I am new to CUDA, after read the programming guide 1.0, I got confused for texture memory and shared memory. From the document, it claimed that using shared memory can much improve the computing efficiency, and it also mentioned that Reading device memory through texture fetching can be an advantageous alternative to reading device memory from global or constant memory.

My question is, which one is better? Can I combine them to get better performance? Now I refered the sample code provided by NVIDIA and successfully to execute median filter with the method reading device memory through texture fetching. Just wander if there any way to get higher performance.

Thank you for your reply.

Shared memory can be used as a very effective cache when a block of threads cooperate because they can read/write to the same fast shared memory pool. When reading values into shared memory, they can be read from constant, texture, or normal global memory: it doesn’t matter.

Texture access to global memory is useful when you simply cannot change your algorithm to get coalesced global memory reads. It is still of the utmost importance to have all texture reads within a warp have good spatial locality in the memory to get good performance, though.

One isn’t better than the other, they are different and complementary. Usually you can look at a given application and solidly conclude that one is more suitable than the other. There’s isn’t that much overlap since shared memory is on-chip and instanced by the hardware on a per thread block basis, while texture aliases memory that was allocated by the application.

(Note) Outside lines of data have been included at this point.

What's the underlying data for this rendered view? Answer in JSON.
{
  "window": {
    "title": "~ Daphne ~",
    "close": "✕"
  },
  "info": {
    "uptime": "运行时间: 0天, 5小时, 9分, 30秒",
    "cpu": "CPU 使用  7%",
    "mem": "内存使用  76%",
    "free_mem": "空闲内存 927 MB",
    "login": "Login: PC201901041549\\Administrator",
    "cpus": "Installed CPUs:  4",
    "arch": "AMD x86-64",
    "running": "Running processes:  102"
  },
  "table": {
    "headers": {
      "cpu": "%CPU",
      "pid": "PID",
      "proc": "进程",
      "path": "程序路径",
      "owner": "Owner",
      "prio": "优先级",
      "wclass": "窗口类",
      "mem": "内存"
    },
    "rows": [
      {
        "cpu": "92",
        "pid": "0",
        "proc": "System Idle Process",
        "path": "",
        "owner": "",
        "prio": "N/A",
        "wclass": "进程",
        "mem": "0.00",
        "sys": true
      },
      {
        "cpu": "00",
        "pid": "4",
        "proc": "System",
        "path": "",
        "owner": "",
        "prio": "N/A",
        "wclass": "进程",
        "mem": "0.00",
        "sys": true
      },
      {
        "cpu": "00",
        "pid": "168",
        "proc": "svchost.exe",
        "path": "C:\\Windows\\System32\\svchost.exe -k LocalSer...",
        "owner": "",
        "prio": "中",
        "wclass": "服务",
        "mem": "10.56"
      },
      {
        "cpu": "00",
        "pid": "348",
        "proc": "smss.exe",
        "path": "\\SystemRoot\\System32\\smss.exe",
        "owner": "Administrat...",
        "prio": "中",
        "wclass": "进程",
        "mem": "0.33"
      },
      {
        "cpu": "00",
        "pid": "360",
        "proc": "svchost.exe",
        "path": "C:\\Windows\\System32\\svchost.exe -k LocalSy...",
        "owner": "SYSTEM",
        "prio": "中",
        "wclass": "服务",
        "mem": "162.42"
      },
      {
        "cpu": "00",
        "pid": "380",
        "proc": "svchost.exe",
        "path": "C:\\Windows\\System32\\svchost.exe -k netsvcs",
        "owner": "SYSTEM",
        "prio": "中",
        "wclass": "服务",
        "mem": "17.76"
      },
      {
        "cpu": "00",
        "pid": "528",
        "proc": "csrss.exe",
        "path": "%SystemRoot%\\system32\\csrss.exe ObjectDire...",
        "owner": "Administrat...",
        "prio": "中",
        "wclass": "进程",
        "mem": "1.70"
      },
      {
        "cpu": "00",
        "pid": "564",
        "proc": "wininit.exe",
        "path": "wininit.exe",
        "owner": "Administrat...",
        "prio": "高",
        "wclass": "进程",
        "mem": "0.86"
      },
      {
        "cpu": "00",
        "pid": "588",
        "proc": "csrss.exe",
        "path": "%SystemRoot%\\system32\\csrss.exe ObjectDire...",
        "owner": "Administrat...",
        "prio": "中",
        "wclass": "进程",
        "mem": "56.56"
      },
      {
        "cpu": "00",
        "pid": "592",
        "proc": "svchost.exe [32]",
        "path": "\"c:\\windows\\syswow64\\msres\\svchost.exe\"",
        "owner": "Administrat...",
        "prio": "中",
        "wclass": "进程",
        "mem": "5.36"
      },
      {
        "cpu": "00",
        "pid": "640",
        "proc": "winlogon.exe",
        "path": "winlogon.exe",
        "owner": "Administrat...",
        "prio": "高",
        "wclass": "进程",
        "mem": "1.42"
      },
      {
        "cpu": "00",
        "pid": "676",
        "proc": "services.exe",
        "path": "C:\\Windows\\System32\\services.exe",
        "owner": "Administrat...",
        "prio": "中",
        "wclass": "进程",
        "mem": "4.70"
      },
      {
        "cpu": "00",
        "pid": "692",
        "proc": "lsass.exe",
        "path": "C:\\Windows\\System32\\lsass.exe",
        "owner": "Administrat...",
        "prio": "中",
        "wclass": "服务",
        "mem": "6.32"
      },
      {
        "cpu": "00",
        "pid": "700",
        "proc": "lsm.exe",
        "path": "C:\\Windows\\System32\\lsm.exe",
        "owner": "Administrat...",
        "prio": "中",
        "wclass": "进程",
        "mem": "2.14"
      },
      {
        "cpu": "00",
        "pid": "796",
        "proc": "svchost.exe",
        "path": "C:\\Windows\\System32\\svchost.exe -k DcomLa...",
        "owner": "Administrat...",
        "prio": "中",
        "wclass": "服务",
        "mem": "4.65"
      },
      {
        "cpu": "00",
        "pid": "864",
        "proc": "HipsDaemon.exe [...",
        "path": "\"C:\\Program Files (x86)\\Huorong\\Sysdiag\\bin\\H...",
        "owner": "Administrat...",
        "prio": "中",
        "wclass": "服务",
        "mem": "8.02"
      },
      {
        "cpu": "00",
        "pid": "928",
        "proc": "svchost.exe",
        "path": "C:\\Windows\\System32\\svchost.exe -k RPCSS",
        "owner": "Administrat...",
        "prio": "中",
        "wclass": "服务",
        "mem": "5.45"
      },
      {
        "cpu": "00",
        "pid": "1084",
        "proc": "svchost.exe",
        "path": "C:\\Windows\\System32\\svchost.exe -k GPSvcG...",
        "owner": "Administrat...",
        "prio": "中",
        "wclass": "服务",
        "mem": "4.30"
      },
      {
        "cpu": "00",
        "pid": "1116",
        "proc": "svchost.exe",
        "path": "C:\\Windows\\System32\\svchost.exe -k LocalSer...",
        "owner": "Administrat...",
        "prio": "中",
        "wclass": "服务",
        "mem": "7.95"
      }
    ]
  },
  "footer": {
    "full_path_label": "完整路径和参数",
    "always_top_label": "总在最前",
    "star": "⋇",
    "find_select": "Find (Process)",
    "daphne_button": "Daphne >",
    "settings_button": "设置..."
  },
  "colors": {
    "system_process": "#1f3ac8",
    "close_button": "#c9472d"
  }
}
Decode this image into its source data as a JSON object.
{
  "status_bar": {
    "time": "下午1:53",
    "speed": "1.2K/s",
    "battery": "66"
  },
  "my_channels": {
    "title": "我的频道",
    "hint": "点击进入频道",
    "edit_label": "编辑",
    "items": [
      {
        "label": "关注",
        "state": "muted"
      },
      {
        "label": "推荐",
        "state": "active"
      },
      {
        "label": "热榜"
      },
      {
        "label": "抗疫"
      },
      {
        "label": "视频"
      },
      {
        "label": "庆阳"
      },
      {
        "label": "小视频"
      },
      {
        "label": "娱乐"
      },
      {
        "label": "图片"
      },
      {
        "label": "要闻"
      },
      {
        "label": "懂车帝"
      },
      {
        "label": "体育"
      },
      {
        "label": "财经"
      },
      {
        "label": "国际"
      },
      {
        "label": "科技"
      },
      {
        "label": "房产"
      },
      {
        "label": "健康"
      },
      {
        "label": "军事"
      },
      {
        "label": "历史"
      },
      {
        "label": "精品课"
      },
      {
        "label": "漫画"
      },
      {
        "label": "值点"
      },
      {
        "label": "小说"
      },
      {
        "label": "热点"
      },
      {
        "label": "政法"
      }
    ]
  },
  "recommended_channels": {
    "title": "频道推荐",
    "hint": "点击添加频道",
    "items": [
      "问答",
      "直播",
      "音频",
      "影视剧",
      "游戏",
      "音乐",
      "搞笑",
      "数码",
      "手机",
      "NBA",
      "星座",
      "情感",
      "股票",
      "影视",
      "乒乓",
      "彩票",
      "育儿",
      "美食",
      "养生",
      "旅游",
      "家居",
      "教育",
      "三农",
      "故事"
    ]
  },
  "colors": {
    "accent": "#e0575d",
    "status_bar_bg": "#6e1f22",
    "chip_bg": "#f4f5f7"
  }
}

They can be combined for better performance. The sobelFilter application in the SDK uses texture to stage pixel data into shared memory to take advantage of data reuse. The pixel accesses from shared memory are much lower latency than they would be from texture, and shared memory can deliver more data per clock.

Occasionally, you might find applications (like lookup tables) where the tradeoffs aren’t quite as clear. When that happens, often one of the resources is otherwise underutilized by the kernel so you tend to migrate to the other. If either is suitable and you really don’t know which is better, you should make the determination empirically; but I’d expect that to be rare.

Thank you for your reply, it is clearer now.